Holy Trinity • Proverbs 8:1–4, 22–31 • May 30, 2010

By Dr. Charles Arand

This Sunday provides an opportunity to highlight one of the most significant events within the history of the church. By the fourth century, the church had found itself with a conflict between its monotheistic principle (the oneness of God) and its Christocentric principle (the deity of the Son). Many argued that the oneness of God could not be compromised and so proposals like adoptionism and modalism either subordinated the Son or denied his distinct personhood. The Nicene Creed instead insisted that the Christocentric principle (deity of the Son) could not be compromised. And so the “oneness” of God had to be defined so as to include the Son and later the Spirit.

Proverbs 8 is famous because it lay at the heart of the controversy over the deity of Christ that culminated in the Nicene Creed. Nearly everyone in the early church understood this passage to be about Christ. Arius argued that the Son did not exist at one time. Instead, he came into existence at the beginning of creation. The Father made him as his first creature. This enabled Arius to affirm (against the Sabellians) that the Son truly suffered on the cross since everyone agreed that God cannot suffer. Creatures, however, can suffer. Arius also argued since the Son was the first and most powerful of all God’s creatures the Son could save us. But in the end, he was still a creature.

To Confess the Trinity is to Confess Christ

Introduction
Many people see everything in either spiritual or material terms. Those things that are spiritual tend to be regarded as superior to those things that are material. But that is not how the Bible views life. The Old Testament sees everything through the two lenses of creator and creature. There is the creator and there are creatures. This divide between the creator and the creature lay at the heart of the debate in the fourth century. Was the Son of God our creator or was he a creature like us? And how does that impact our salvation?

I. What makes Jesus God?

A. People often think that what makes God God is that he is the
opposite of us. In other words, we are finite so God is infinite.
We are limited in power and knowledge and so God must be
unlimited in power and knowledge. You get the idea. But that
is not the primary way in which the Bible describes God. God
is the one who created everything that exists. If one did not
create everything that exists, then that one is not God. It’s that
simple.

B. The early church identified this text about Wisdom as speak-
ing about the Son of God. And for good reason.

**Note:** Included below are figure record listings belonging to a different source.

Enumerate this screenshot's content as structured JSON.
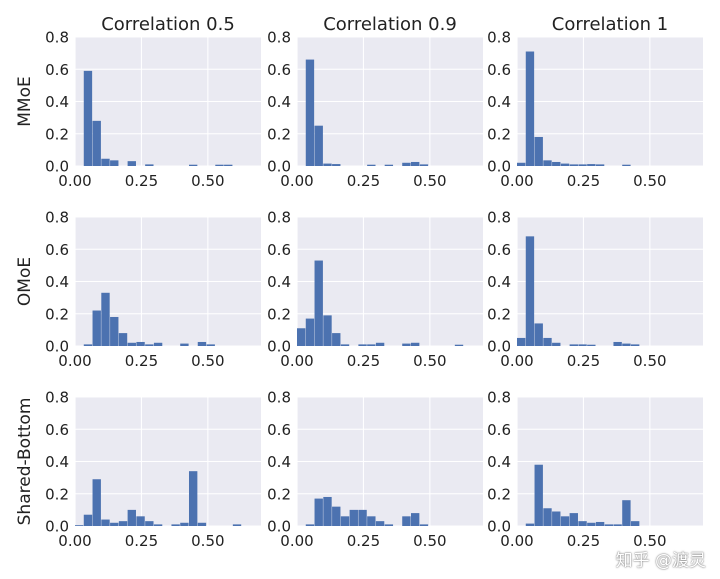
{
  "chart_data": {
    "type": "bar",
    "layout": "3x3 grid of histograms",
    "column_titles": [
      "Correlation 0.5",
      "Correlation 0.9",
      "Correlation 1"
    ],
    "row_labels": [
      "MMoE",
      "OMoE",
      "Shared-Bottom"
    ],
    "xlim": [
      0,
      0.7
    ],
    "ylim": [
      0,
      0.8
    ],
    "xticks": [
      0.0,
      0.25,
      0.5
    ],
    "xtick_labels": [
      "0.00",
      "0.25",
      "0.50"
    ],
    "yticks": [
      0.0,
      0.2,
      0.4,
      0.6,
      0.8
    ],
    "ytick_labels": [
      "0.0",
      "0.2",
      "0.4",
      "0.6",
      "0.8"
    ],
    "bin_width": 0.033,
    "series_color": "#4c72b0",
    "panel_background": "#eaeaf2",
    "grid_color": "#ffffff",
    "panels": [
      {
        "row": "MMoE",
        "col": "Correlation 0.5",
        "bin_starts": [
          0.033,
          0.066,
          0.099,
          0.132,
          0.198,
          0.264,
          0.429,
          0.528,
          0.561
        ],
        "values": [
          0.59,
          0.28,
          0.045,
          0.035,
          0.03,
          0.01,
          0.008,
          0.008,
          0.008
        ]
      },
      {
        "row": "MMoE",
        "col": "Correlation 0.9",
        "bin_starts": [
          0.033,
          0.066,
          0.099,
          0.132,
          0.264,
          0.33,
          0.396,
          0.429,
          0.462
        ],
        "values": [
          0.66,
          0.25,
          0.015,
          0.012,
          0.008,
          0.008,
          0.02,
          0.025,
          0.01
        ]
      },
      {
        "row": "MMoE",
        "col": "Correlation 1",
        "bin_starts": [
          0.0,
          0.033,
          0.066,
          0.099,
          0.132,
          0.165,
          0.198,
          0.231,
          0.264,
          0.297,
          0.396
        ],
        "values": [
          0.02,
          0.71,
          0.18,
          0.035,
          0.025,
          0.015,
          0.01,
          0.01,
          0.012,
          0.01,
          0.008
        ]
      },
      {
        "row": "OMoE",
        "col": "Correlation 0.5",
        "bin_starts": [
          0.033,
          0.066,
          0.099,
          0.132,
          0.165,
          0.198,
          0.231,
          0.264,
          0.297,
          0.396,
          0.462,
          0.495
        ],
        "values": [
          0.01,
          0.22,
          0.33,
          0.18,
          0.08,
          0.02,
          0.025,
          0.01,
          0.02,
          0.015,
          0.025,
          0.01
        ]
      },
      {
        "row": "OMoE",
        "col": "Correlation 0.9",
        "bin_starts": [
          0.0,
          0.033,
          0.066,
          0.099,
          0.132,
          0.165,
          0.231,
          0.264,
          0.297,
          0.396,
          0.429,
          0.594
        ],
        "values": [
          0.11,
          0.17,
          0.53,
          0.19,
          0.08,
          0.01,
          0.01,
          0.01,
          0.02,
          0.015,
          0.02,
          0.008
        ]
      },
      {
        "row": "OMoE",
        "col": "Correlation 1",
        "bin_starts": [
          0.0,
          0.033,
          0.066,
          0.099,
          0.132,
          0.198,
          0.231,
          0.264,
          0.363,
          0.396,
          0.429
        ],
        "values": [
          0.05,
          0.68,
          0.14,
          0.05,
          0.02,
          0.01,
          0.01,
          0.008,
          0.025,
          0.015,
          0.01
        ]
      },
      {
        "row": "Shared-Bottom",
        "col": "Correlation 0.5",
        "bin_starts": [
          0.0,
          0.033,
          0.066,
          0.099,
          0.132,
          0.165,
          0.198,
          0.231,
          0.264,
          0.297,
          0.363,
          0.396,
          0.429,
          0.462,
          0.594
        ],
        "values": [
          0.005,
          0.07,
          0.29,
          0.04,
          0.02,
          0.03,
          0.1,
          0.06,
          0.03,
          0.01,
          0.01,
          0.02,
          0.34,
          0.02,
          0.01
        ]
      },
      {
        "row": "Shared-Bottom",
        "col": "Correlation 0.9",
        "bin_starts": [
          0.033,
          0.066,
          0.099,
          0.132,
          0.165,
          0.198,
          0.231,
          0.264,
          0.297,
          0.33,
          0.396,
          0.429,
          0.462
        ],
        "values": [
          0.01,
          0.17,
          0.18,
          0.12,
          0.06,
          0.1,
          0.1,
          0.06,
          0.03,
          0.01,
          0.06,
          0.08,
          0.01
        ]
      },
      {
        "row": "Shared-Bottom",
        "col": "Correlation 1",
        "bin_starts": [
          0.033,
          0.066,
          0.099,
          0.132,
          0.165,
          0.198,
          0.231,
          0.264,
          0.297,
          0.33,
          0.363,
          0.396,
          0.429
        ],
        "values": [
          0.015,
          0.38,
          0.11,
          0.09,
          0.06,
          0.08,
          0.03,
          0.02,
          0.025,
          0.01,
          0.01,
          0.16,
          0.03
        ]
      }
    ]
  },
  "watermark": "知乎 @渡灵"
}
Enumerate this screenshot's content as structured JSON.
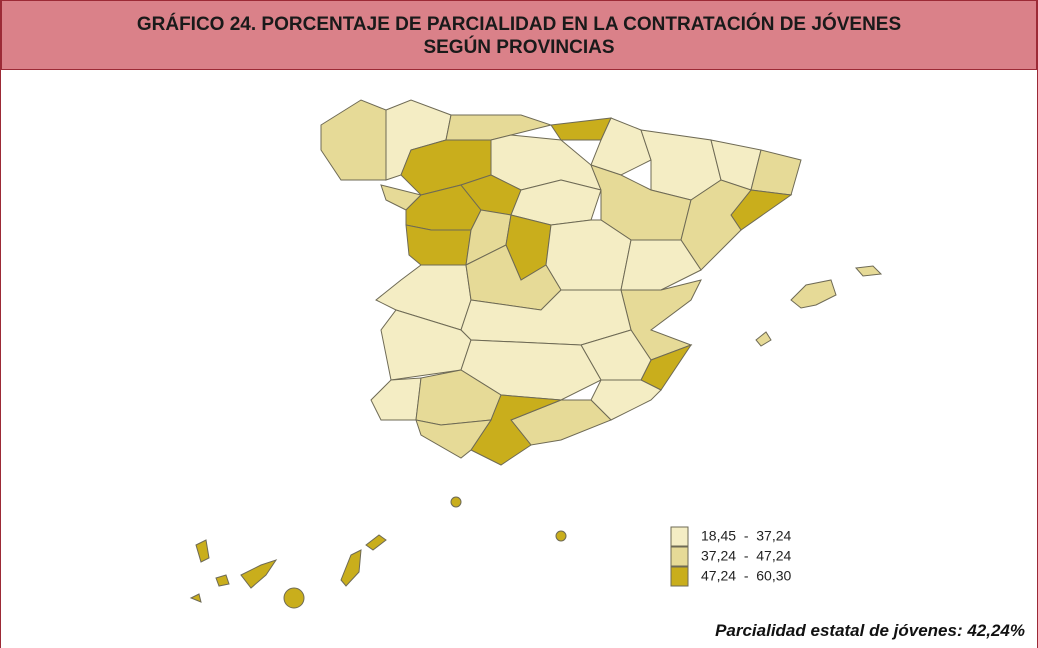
{
  "header": {
    "title_lines": [
      "GRÁFICO 24. PORCENTAJE DE PARCIALIDAD EN LA CONTRATACIÓN DE JÓVENES",
      "SEGÚN PROVINCIAS"
    ]
  },
  "legend": {
    "items": [
      {
        "label": "18,45  -  37,24",
        "color": "#f4edc4"
      },
      {
        "label": "37,24  -  47,24",
        "color": "#e6da97"
      },
      {
        "label": "47,24  -  60,30",
        "color": "#c9ae1c"
      }
    ]
  },
  "note": "Parcialidad estatal de jóvenes: 42,24%"
}
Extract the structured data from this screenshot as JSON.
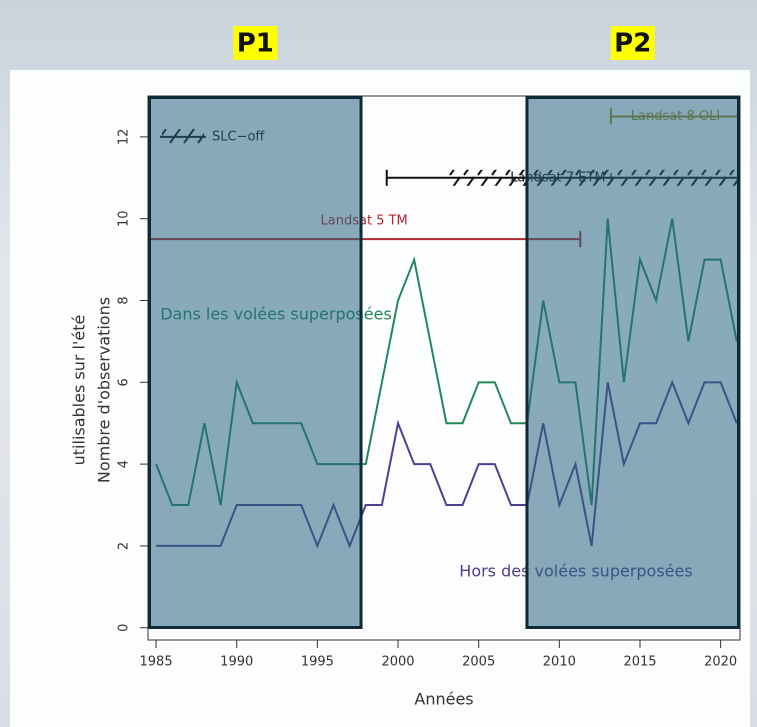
{
  "chart_data": {
    "type": "line",
    "y_label": [
      "Nombre d'observations",
      "utilisables sur l'été"
    ],
    "x_label": "Années",
    "x": [
      1985,
      1986,
      1987,
      1988,
      1989,
      1990,
      1991,
      1992,
      1993,
      1994,
      1995,
      1996,
      1997,
      1998,
      1999,
      2000,
      2001,
      2002,
      2003,
      2004,
      2005,
      2006,
      2007,
      2008,
      2009,
      2010,
      2011,
      2012,
      2013,
      2014,
      2015,
      2016,
      2017,
      2018,
      2019,
      2020,
      2021
    ],
    "series": [
      {
        "name": "Dans les volées superposées",
        "color": "#23875a",
        "values": [
          4,
          3,
          3,
          5,
          3,
          6,
          5,
          5,
          5,
          5,
          4,
          4,
          4,
          4,
          6,
          8,
          9,
          7,
          5,
          5,
          6,
          6,
          5,
          5,
          8,
          6,
          6,
          3,
          10,
          6,
          9,
          8,
          10,
          7,
          9,
          9,
          7
        ]
      },
      {
        "name": "Hors des volées superposées",
        "color": "#4f3f8f",
        "values": [
          2,
          2,
          2,
          2,
          2,
          3,
          3,
          3,
          3,
          3,
          2,
          3,
          2,
          3,
          3,
          5,
          4,
          4,
          3,
          3,
          4,
          4,
          3,
          3,
          5,
          3,
          4,
          2,
          6,
          4,
          5,
          5,
          6,
          5,
          6,
          6,
          5
        ]
      }
    ],
    "xlim": [
      1984.5,
      2021.2
    ],
    "xticks": [
      1985,
      1990,
      1995,
      2000,
      2005,
      2010,
      2015,
      2020
    ],
    "ylim": [
      -0.3,
      13
    ],
    "yticks": [
      0,
      2,
      4,
      6,
      8,
      10,
      12
    ],
    "sensors": [
      {
        "name": "Landsat 5 TM",
        "color": "#b3262e",
        "start": 1984,
        "end": 2011.3,
        "level": 9.5
      },
      {
        "name": "Landsat 7 ETM+",
        "color": "#111111",
        "start": 1999.3,
        "end": 2021.2,
        "level": 11
      },
      {
        "name": "Landsat 8 OLI",
        "color": "#a08a1e",
        "start": 2013.2,
        "end": 2021.2,
        "level": 12.5
      }
    ],
    "slc_off_label": "SLC−off",
    "slc_off_start": 2003,
    "periods": [
      {
        "label": "P1",
        "start": 1984.5,
        "end": 1997.8
      },
      {
        "label": "P2",
        "start": 2007.9,
        "end": 2021.2
      }
    ]
  }
}
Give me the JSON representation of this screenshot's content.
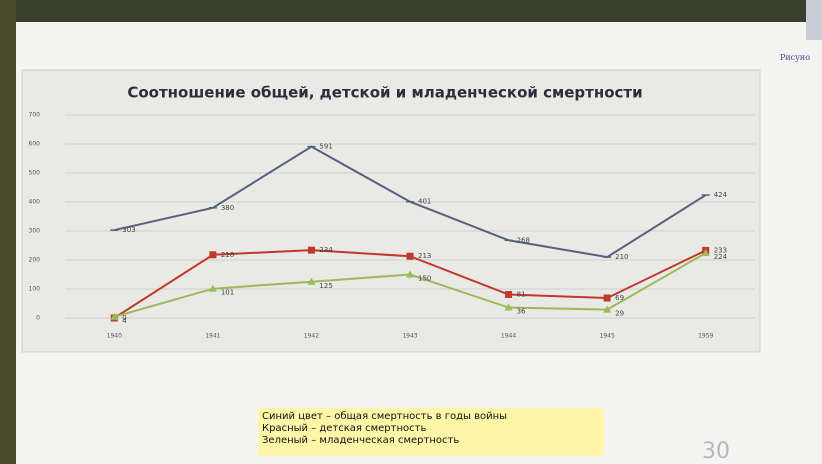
{
  "chart_data": {
    "type": "line",
    "title": "Соотношение общей, детской и младенческой смертности",
    "categories": [
      "1940",
      "1941",
      "1942",
      "1943",
      "1944",
      "1945",
      "1959"
    ],
    "series": [
      {
        "name": "Синий цвет – общая смертность в годы войны",
        "color": "#55627e",
        "values": [
          303,
          380,
          591,
          401,
          268,
          210,
          424
        ]
      },
      {
        "name": "Красный – детская смертность",
        "color": "#c0392b",
        "values": [
          0,
          218,
          234,
          213,
          81,
          69,
          233
        ]
      },
      {
        "name": "Зеленый – младенческая смертность",
        "color": "#9bbb59",
        "values": [
          4,
          101,
          125,
          150,
          36,
          29,
          224
        ]
      }
    ],
    "ylim": [
      0,
      700
    ],
    "yticks": [
      0,
      100,
      200,
      300,
      400,
      500,
      600,
      700
    ],
    "grid": true
  },
  "figure_caption": "Рисуно",
  "page_number": "30"
}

Paul does it
in 1 Corinthians 1:18–31 and Colossians 2:2–C. Verses 22–26,
which speak of Wisdom as existing before the creation of the
world, find expression in John 1:1–2 and Revelation 22:13.
Verses 27–31, which speak of Wisdom’s role in creation find
clear reference to Christ in John 1:3–5; Colossians 1:15–20.

II. What’s at Stake?

A. In Jesus Christ do we come face to face with God and his
salvation or not? If Jesus were anything other than God, for
example, a creature as Arius proposed, then we cannot say in
truth that God himself saves us. He is not limited by creation
or constrained by anything within creation. The Son of God
became a human being in order to die for us “and our
salvation.”

B. The Nicene Creed confessed the deity of the Son by saying
that “being begotten” does not mean create. It denotes a
certain kind of relationship to the Father. By confessing that
he is God in the same way as the Father is God, the church
confessed salvation in Christ. Thus the church confessed the
Trinity in order to confess who Jesus is and why he matters.

Conclusion
Christianity redefined monotheism in a way that included the Son and the Spirit. For this reason, the other two great monotheistic religions of the world (Judaism and Islam) do not regard Christians as monotheists. Christianity could not do otherwise. At stake was the identity and significance of Christ.